どう扱っていいか、よくわからなくなってきた、この、とても日記とはよべないようなもの。

雲間から晴れ間。しかし、雨も降る。風に乗って、雨粒が顔に当たった。降ると思っていなかったので、傘を持たず出かけたのは、失敗だった。何ヶ月ぶりかで髪を切ったのだが、カット仕立ての髪が少し濡れて、頭を振るとシャンプーの匂いがした。
cocoroで、角食パン6枚切りを買って、夕方、家に戻ってきた。

洗濯物を触ってみたら、まだ乾いていなかった。パジャマの袖口とか、シャツの脇の部分とか、しっとりとしていた。ベランダから見える、西の空がオレンジ色になっている。もうすぐ日が沈むのだなあ。だんだん部屋が暗がりに囲まれていく。こんな時間に部屋にいるのは本当に久しぶりなので、何だかうれしい。

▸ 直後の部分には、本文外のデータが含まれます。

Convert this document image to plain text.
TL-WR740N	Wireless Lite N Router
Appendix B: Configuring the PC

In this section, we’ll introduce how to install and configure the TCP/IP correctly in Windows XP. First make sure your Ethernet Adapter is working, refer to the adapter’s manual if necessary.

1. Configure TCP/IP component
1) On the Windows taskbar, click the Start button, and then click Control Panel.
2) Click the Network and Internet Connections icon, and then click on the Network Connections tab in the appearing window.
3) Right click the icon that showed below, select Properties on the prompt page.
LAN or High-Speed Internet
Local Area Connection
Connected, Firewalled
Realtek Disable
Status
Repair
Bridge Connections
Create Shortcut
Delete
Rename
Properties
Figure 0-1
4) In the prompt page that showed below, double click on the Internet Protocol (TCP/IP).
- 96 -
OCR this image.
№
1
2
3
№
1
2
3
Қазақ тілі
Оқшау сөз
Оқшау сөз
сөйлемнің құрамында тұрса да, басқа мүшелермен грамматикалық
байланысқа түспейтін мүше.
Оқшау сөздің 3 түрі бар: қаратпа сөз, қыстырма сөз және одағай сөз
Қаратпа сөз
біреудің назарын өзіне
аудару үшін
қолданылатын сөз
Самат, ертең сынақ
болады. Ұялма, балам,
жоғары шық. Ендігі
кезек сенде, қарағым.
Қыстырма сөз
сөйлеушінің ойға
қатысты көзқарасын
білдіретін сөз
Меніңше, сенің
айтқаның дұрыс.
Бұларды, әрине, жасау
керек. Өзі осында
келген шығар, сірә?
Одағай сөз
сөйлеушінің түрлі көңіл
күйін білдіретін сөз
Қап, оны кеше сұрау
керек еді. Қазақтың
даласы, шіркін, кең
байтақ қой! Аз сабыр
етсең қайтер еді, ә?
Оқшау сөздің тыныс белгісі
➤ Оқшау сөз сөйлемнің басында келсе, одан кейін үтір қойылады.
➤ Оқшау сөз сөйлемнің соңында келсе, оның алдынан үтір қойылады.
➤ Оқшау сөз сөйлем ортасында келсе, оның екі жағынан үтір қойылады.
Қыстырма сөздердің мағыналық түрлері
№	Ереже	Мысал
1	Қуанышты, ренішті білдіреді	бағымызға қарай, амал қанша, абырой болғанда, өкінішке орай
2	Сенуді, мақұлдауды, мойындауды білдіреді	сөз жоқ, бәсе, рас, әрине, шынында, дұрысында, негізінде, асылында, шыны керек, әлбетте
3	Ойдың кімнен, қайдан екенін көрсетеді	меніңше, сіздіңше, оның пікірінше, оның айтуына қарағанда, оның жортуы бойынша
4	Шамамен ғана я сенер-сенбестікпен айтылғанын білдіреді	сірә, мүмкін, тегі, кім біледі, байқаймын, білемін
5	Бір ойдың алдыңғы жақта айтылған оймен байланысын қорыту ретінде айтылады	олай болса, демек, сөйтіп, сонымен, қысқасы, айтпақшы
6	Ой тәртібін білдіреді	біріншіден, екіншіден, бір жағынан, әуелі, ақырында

お昼ごはんにドライカレーを食べながら、先週から読んでいるリチャード・パワーズ『舞踏会へ向かう三人の農夫』(みすず書房)を、2章読む。買ったのはずいぶん前だけれど、ずっと読まずに来て、先日、アウグスト・ザンダーの『20世紀の人間たち』をみる機会があり、ついでにこの小説も読もうと思ったはいいが、ついでに読むにはボリュームがありすぎる内容で、かなり時間をとられている。
カメラは、今ここにあるものをあるようにしか撮ることができないのに、写真になると、写っているもの以外のものまで見えてしまうのは、何故だろう。何故っていうか、それが写真のすごいところだ。写っている以外のものを見たのでなければ、それを撮った者がいたのでなければ、パワーズはこんな手のこんだ小説という芸術作品を、生み出すことはできなかっただろう。

日が暮れたので、今日は、冷凍してある酒粕をつかって、野菜のたっぷり入った粕汁を作ろう。

ごはんを食べた後、ブックファーストで、『罪と罰』と『沖で待つ』の文庫を買った。この2冊が同じ日に出るのは、まるで何かの記念みたいだね。そう思っているのは、世界中できっとわたしひとりだろう。胸に押し当てるように、大切に思っているのは。

どう扱っていいかわからないのは変わりないけど、今日はスペシャルな日だから、書けてよかったと思います。